The rise of automated advice is often portrayed as a battle between robots and humans but, asks Marilyn Cole, could it not end up helping everyone in the adviser community and wider financial services sector?

There has been a huge amount of debate surrounding automated advice – a subject often characterised as a battle between face-to-face advisers and their robo-rivals. Yet what if the spread of automated advice helped everyone in the adviser community and wider financial services sector?

The market in the UK has always been diverse in terms of distribution channels – though one can certainly see the arguments for why the robo-adviser might also be seen as a unique threat to human ones.

In the past, competition was represented by direct sales forces, then increasingly execution-only operations that rarely offered advice – or at least not as part of their initial service offering – while banks did provide advice with varying degrees of success and many well-publicised failures.

IFAs have coexisted with direct distribution businesses for many years and some have even benefited as persistent direct investors eventually sought out advice as their portfolios grew larger.

Now that the advice itself can be automated, however, it clearly offers the opportunity to a huge range of providers, platforms, fund firms and new entrants to gather assets on to their own books without the assistance of traditional advisers. Some may even see it as a competitive riposte to advice firms that often run their own centralised investment propositions and discretionary fund managers.

The big players may have the marketing heft but advisers are, after all, specialists in advice. They have coped with a rapidly evolving market over the years so they are hardly out of the game.

Indeed, while advisers cope with managing what is arguably an advice boom, many IFA platforms and back-office services are offering complementary automated services to their IFA clients. This gives them a means to attract assets and service customers and clients who might not quite meet the minimum thresholds for full face-to-face advice.

‘Bionic Advice’
The news from LEBC that it has generated £500m in assets from ‘bionic advice’ – a technology system that connects clients to advisers by internet or telephone – suggests advisers are equipped to hold their own by adapting their own solutions and creating new categories.

The market will clearly come under further scrutiny in the next few years and we will see which services have or have not succeeded although, for some businesses, it may be more complicated to measure than others.

Expect a lot of debate about what is automated or cyborg/bionic advice set alongside what may be a more liberal regime around guidance after the Financial Advice Market Review reaches its conclusion.

The interesting thing is – all this robo-activity may add up to an overlooked benefit for everyone.

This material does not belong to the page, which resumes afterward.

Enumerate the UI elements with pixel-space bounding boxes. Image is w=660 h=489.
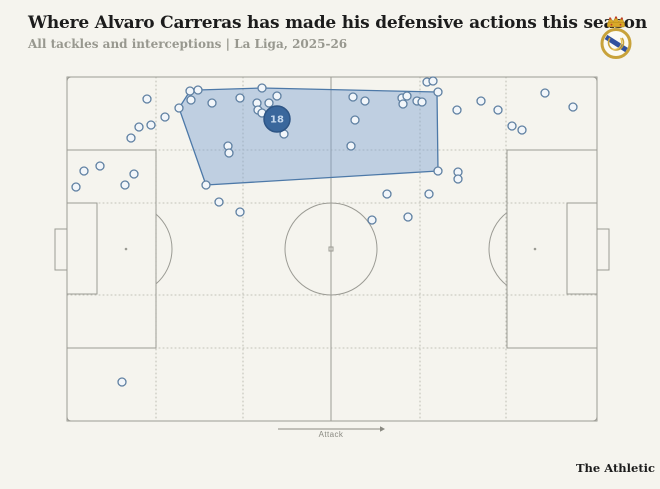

We suspect there is a huge head of steam of building behind the idea of the need for advice given the range of firms advocating for it – working out what message works, what advertising, marketing and social media strategies are most effective and more.

The industry is on a learning curve to see what works in terms of narratives, information and user journeys to drive automated advice.

Certainly, new and adapting models are also likely to stretch the willingness of consumers to use automated advice for more than accumulating assets. More broadly, however, it could help to normalise the need to seek advice by advocating it in new and engaging ways – whether that be attracting previously direct customers or new tranches of younger investors or near-retirees.

The very need to market these services for saving, investing and protecting more consumers and their families and to reach people navigating the pension freedoms may also help spread the advice message.

This could drive more business for everyone – a significant percentage of consumers we speak to in the course of our research insist on the fact that, for their important decisions, they want to speak to someone and sometimes that will be face-to-face.

Finally, maybe we need to think about extending our vocabulary a little bit more. We may eventually find ourselves discussing not ‘robo’ or ‘automated’ advice but ‘robo-education’, ‘robo-nudging’ and ‘robo-guiding’. And all these developments may encourage people to seek out financial advice – in all its guises.